By Stephanie Butzer
With the presidential election around the corner, the public’s opinion of each candidate is vital. Jason Husser, the assistant director of the Elon University Poll, explained the inner workings of polls, political and nonpolitical, and how they affect whole populations.
“The biggest factor of its uniqueness is that it is a state poll, it is nonpartisan, nonbiased and it is academically run,” Husser said. “We like to think at least that we’re using more appropriate methods to get more accurate results.”
However, it is difficult to be exact with polls. Because opinions are not measurable or tangible, poll directors have to think of more sophisticated ways to understand the thoughts of a large population.

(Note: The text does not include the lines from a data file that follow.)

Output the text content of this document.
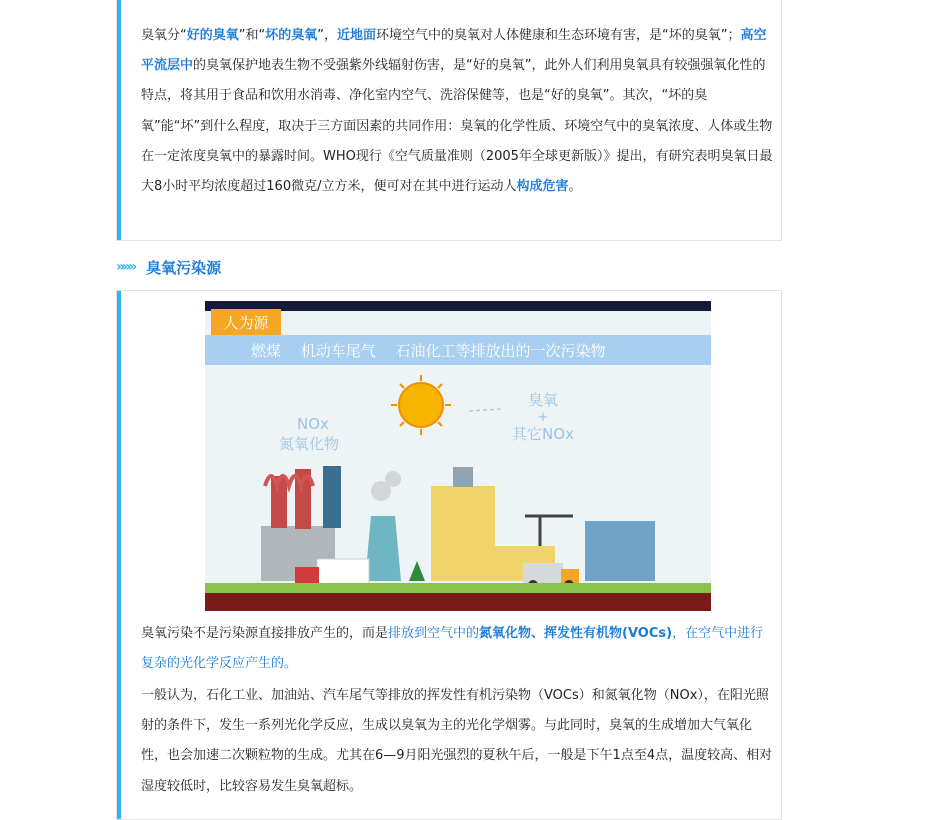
臭氧分“好的臭氧”和“坏的臭氧”，近地面环境空气中的臭氧对人体健康和生态环境有害，是“坏的臭氧”；高空平流层中的臭氧保护地表生物不受强紫外线辐射伤害，是“好的臭氧”，此外人们利用臭氧具有较强强氧化性的特点，将其用于食品和饮用水消毒、净化室内空气、洗浴保健等，也是“好的臭氧”。其次，“坏的臭氧”能“坏”到什么程度，取决于三方面因素的共同作用：臭氧的化学性质、环境空气中的臭氧浓度、人体或生物在一定浓度臭氧中的暴露时间。WHO现行《空气质量准则（2005年全球更新版）》提出，有研究表明臭氧日最大8小时平均浓度超过160微克/立方米，便可对在其中进行运动人构成危害。

»»» 臭氧污染源
人为源
燃煤　 机动车尾气　 石油化工等排放出的一次污染物
NOx
氮氧化物
臭氧
+
其它NOx

臭氧污染不是污染源直接排放产生的，而是排放到空气中的氮氧化物、挥发性有机物(VOCs)，在空气中进行复杂的光化学反应产生的。

一般认为，石化工业、加油站、汽车尾气等排放的挥发性有机污染物（VOCs）和氮氧化物（NOx），在阳光照射的条件下，发生一系列光化学反应，生成以臭氧为主的光化学烟雾。与此同时，臭氧的生成增加大气氧化性，也会加速二次颗粒物的生成。尤其在6—9月阳光强烈的夏秋午后，一般是下午1点至4点，温度较高、相对湿度较低时，比较容易发生臭氧超标。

Even with modern techniques, the highest-quality polls still have a 3% margin of error. Nevertheless, the public still deserves to be represented.
As a democracy, citizens have the right to be heard. Many of them believe that elections reveal citizen’s opinions because if they do not like what a politician is doing they can vote him or her out of office. However, elections do not disclose everything.
”Elections don’t tell you what people’s opinions are,” Husser said. “They don’t tell you opinions on issues or opinions on the policy platform as a whole. All elections say is they like one person more than another person. A vote contains very little information.”
Surveys, unlike elections, help foster democracy by offering fully developed information to all corners of the population. The goal of surveys is to give voice to those who would not otherwise be heard or represented. Major political businesses and other elites will have their opinions broadcasted to the nation. The Elon Poll, like many others, strives to represent the general public.
To do this, leaders of the Poll must get a random sample of everyone in North Carolina. Because a list like this does not exist, members of the Poll call landlines and cell phones to extract belief.
The Elon Poll purchased a company that has records of all active phone numbers in North Carolina. It randomly chooses a set from the pool of numbers and the students working at the Poll call the number.
“We have no idea what the people are like at the end those phone numbers,” Husser said.
Senior administration recognized a need for this information for not only Elon University, but the state as a whole. The data retrieved becomes an information source for academic research and a value to media.
It is also incredibly useful for students to volunteer as the callers. It becomes an opportunity for engaged learning. Husser offers a Public Opinion Polling class once a semester for those interested in polls. He hopes it helps students get a leg-up if they want to work for a survey
The Elon Poll results will be available on their website at 10 a.m. on Sept. 3.